Ho perfino deciso di dedicarmi al giornalismo. Il mio primo articolo su carta stampata è stato pubblicato la settimana scorsa. Ho poi aperto un paio di blog sulla scienza e ho iniziato a lavorare a un mio articolo accademico. Si basa su uno studio che feci tempo fa su chi, di fatto, scrive le voci di Wikipedia. Qualcuno, tra cui Jimmy Wales, che è tipo il portavoce pubblico del progetto, sostiene che dopo tutto Wikipedia non è poi una grande iniziativa distribuita, dato che a curarne le voci sono principalmente circa 500 persone, molte delle quali conosce personalmente.

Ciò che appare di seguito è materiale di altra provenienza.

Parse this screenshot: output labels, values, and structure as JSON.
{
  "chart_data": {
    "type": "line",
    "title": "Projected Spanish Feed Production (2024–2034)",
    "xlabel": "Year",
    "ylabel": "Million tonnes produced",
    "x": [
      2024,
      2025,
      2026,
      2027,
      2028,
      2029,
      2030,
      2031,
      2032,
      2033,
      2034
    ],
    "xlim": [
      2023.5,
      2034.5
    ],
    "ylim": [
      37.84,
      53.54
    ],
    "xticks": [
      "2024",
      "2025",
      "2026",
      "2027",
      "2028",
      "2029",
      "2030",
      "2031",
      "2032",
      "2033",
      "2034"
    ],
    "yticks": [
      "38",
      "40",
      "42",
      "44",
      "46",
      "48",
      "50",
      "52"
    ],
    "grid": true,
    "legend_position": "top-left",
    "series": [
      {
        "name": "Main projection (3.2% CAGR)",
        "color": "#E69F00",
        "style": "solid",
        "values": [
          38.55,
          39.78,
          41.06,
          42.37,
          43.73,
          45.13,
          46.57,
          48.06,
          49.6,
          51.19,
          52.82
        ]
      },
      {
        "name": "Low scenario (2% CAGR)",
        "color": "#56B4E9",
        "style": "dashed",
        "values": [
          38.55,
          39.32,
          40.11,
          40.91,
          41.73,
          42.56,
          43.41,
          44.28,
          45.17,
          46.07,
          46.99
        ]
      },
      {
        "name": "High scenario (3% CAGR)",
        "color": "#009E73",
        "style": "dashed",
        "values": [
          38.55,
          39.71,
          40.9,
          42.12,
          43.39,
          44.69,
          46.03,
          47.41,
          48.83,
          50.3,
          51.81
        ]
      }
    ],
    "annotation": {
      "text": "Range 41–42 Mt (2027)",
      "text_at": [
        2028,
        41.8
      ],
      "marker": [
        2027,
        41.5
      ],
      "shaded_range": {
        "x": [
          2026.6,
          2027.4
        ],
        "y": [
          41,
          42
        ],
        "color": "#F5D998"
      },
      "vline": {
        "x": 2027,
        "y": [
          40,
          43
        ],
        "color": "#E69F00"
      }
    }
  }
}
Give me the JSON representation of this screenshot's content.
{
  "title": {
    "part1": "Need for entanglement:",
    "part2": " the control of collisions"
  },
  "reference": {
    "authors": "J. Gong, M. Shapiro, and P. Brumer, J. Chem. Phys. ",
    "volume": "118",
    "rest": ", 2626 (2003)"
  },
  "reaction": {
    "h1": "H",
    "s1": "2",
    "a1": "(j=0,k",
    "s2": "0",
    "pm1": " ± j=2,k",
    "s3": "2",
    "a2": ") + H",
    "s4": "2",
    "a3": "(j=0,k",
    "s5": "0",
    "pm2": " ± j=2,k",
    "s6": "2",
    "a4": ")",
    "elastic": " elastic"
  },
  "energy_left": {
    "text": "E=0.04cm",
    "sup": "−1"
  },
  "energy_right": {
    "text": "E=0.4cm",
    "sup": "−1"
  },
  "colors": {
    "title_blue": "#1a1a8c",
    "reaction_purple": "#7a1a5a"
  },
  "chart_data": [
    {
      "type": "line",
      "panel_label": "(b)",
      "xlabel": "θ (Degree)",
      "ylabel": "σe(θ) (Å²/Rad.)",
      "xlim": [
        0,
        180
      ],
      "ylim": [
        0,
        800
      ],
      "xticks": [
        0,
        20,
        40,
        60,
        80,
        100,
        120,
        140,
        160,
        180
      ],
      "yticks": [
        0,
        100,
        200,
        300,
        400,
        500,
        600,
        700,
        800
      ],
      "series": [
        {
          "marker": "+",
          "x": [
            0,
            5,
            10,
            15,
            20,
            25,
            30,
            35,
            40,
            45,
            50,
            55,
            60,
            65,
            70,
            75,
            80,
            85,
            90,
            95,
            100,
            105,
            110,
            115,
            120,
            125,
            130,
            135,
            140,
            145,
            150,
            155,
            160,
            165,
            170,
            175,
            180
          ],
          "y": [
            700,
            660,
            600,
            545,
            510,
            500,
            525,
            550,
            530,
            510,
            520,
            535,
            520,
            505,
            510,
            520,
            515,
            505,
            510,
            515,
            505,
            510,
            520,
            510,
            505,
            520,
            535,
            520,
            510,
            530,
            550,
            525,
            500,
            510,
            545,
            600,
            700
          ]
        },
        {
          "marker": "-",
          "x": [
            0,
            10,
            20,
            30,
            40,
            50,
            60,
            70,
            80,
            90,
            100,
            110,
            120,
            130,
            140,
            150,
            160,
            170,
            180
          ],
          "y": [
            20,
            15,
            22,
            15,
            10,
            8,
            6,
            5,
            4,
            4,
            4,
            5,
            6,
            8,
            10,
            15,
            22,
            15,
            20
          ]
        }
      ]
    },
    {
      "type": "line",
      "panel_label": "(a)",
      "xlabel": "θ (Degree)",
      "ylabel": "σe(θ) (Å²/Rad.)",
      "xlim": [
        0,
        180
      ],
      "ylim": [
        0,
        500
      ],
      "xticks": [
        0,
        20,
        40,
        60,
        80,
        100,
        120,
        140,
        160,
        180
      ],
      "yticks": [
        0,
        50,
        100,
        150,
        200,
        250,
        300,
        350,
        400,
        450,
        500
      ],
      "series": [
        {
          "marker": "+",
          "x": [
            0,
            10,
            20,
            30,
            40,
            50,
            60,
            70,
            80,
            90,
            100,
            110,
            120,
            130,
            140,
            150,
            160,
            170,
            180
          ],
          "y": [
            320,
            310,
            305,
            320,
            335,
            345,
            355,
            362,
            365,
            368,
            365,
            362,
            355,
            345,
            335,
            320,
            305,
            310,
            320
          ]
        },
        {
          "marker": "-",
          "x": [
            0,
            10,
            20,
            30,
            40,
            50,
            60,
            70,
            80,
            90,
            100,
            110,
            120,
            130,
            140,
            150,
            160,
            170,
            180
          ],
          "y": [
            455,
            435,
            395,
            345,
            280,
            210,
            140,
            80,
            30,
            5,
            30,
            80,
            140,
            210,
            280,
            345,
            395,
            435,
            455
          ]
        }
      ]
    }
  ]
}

Ha fatto svolgere delle ricerche piuttosto basilari a supporto di questa tesi, ma io ho guardato i numeri con più attenzione e ho scoperto l'opposto: la maggior parte di Wikipedia è stata creata da nuovi curatori, la maggior parte dei quali non si è neppure preoccupata di creare un account e registrarsi su Wikipedia, e non ha fatto altro che aggiungere qualche frase qua e là. Come mai Wales ha preso un abbaglio così evidente? Perché si è focalizzato sulla quantità di modifiche apportate dagli utenti, senza però guardare alla dimensione di tali interventi. È venuto fuori che c'è un gruppo di 500 utenti che fa un numero enorme di modifiche a Wikipedia, ma il totale delle loro revisioni è assai ridotto: fanno cose come correggere refusi e cambiare la formattazione. Sembra molto più ragionevole credere che 500 persone vadano in giro a fare modifiche a un'enciclopedia piuttosto che averne scritto tutte le voci di sana pianta.
Qual è allora il segreto? Come posso condensare le cose che faccio in piccole e brevi frasi che mi facciano fare un'ottima figura? Eccole qui:
Queste sono le linee-guida che ho seguito. E oggi eccomi qui, con una dozzina di progetti in ballo e un livello di stress che ancora una volta arriva al soffitto.
Ogni mattina mi sveglio e controllo la posta per vedere quale dei miei progetti sia fallito, quali scadenze ho lasciato passare, quali sono le cose da scrivere e gli articoli da revisionare.
Forse, un giorno, sarete nella mia stessa situazione. Se così sarà, spero oggi di avervi dato una mano.